Analysis of environmental photographer Mary-Ellen Mark‘s work

Mary Ellen Mark was an American photographer who was known for her photojournalism, documentary photography, portraiture, and advertising photography. Her work documented the lives of marginalized people in the United States and other countries, her work also includes studies of severely ill women at Oregon State Mental Hospital, runaway teenagers in Seattle, Mother Teresa, circuses, and brothels in Bombay. She took photos of these people to show their contribution to society and her own interest in them.

Marginalized people are people who have been historically disempowered and oppressed by influential and discriminatory groups. These people are usually women, people with disabilities, people of colour, LGBTQ+ folks, Indigenous peoples, people of a lower socio-economic status and many more.

I’d rather pull up things from another culture that are universal that we can all relate to.

– Mary-Ellen Mark

She says that the style of her work is somewhat in between a documentary and portrait photography and prefers to use black-and-white film, “for the immediacy and abstraction of it.” However she did occasionally use colour. Her primary tools that she used to take her photographs were plastic, pinhole, and vintage film cameras as her primary tools.

In the mid or late 1960s, Mark had also taken photographs of several important events and places including Times Square, the women’s liberation movement, and the Vietnam War demonstrations. 

She was inspired by photography and film when she had first looked through a lens, as well as being inspired by two men named  Henri Cartier-Bresson (A French artist and humanist photographer considered a master of candid photography) and Irving Penn (An American photographer known for his fashion photography, portraits, and still life). They had inspired her to take photographs of people that she refers to as “infamous”.

Below are examples of Mark’s environmental portraits;

In this photo we can see a family sitting in a car. Their miserable, upsetting expressions can suggest that they aren’t living a nice life and are maybe outcasts or living in poverty.

In this image we can see a young girl in dirty and torn clothing, and other people standing on what seems like a table with also torn clothing, which can suggest that she comes from a poor background. Her pose expresses that she could be feeling uncomfortable or shy or afraid, her eyes can also suggest that she’s uncomfortable because she isn’t looking at the camera directly.

Her surroundings can suggest that she’s living in a poor environment because of the broken table, she could also come from quite a chaotic background too because of the people that are standing on the tables

Interpretation

In these few examples of Mary-Ellen Mark’s work, we can see a variety of marginalized people who have been photographed in their natural environments. Each of these photographs tell a bit about the background of the subjects by using their surroundings, clothing, facial expressions and their poses.

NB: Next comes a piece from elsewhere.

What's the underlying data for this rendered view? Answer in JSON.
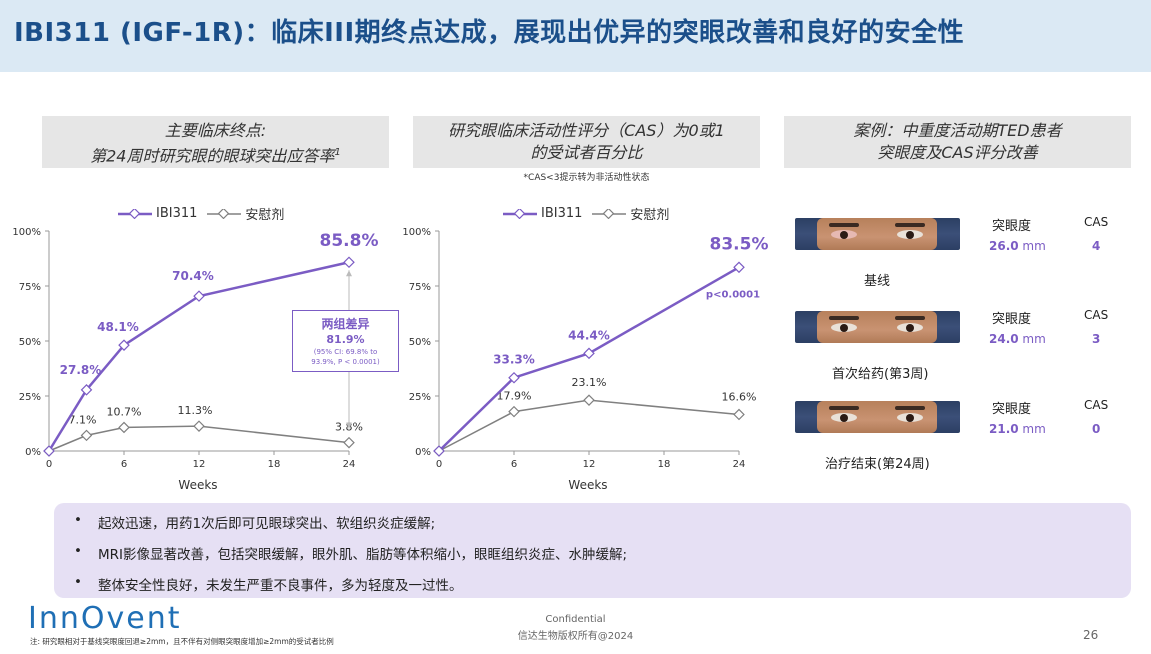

The majority of the subject’s faces have a blank or melancholy expression and in some of the pictures the subjects don’t even look directly into the camera which can suggest that they are ashamed and/or upset by their living conditions as well as how they are being treated by society.

Mark has wisely used a variety of different angles in her photographs, instead of having the camera face straight on, this makes the images have more life and keeping the camera further away from the subjects shows us more background which give us a better image of what the subject’s environment is like.

The use of black and white films further adds to the sad, melancholy mood that we can see on the majority of the subject’s faces as well as their poses. Most of them have a more cowardly or afraid pose which adds to their sadness.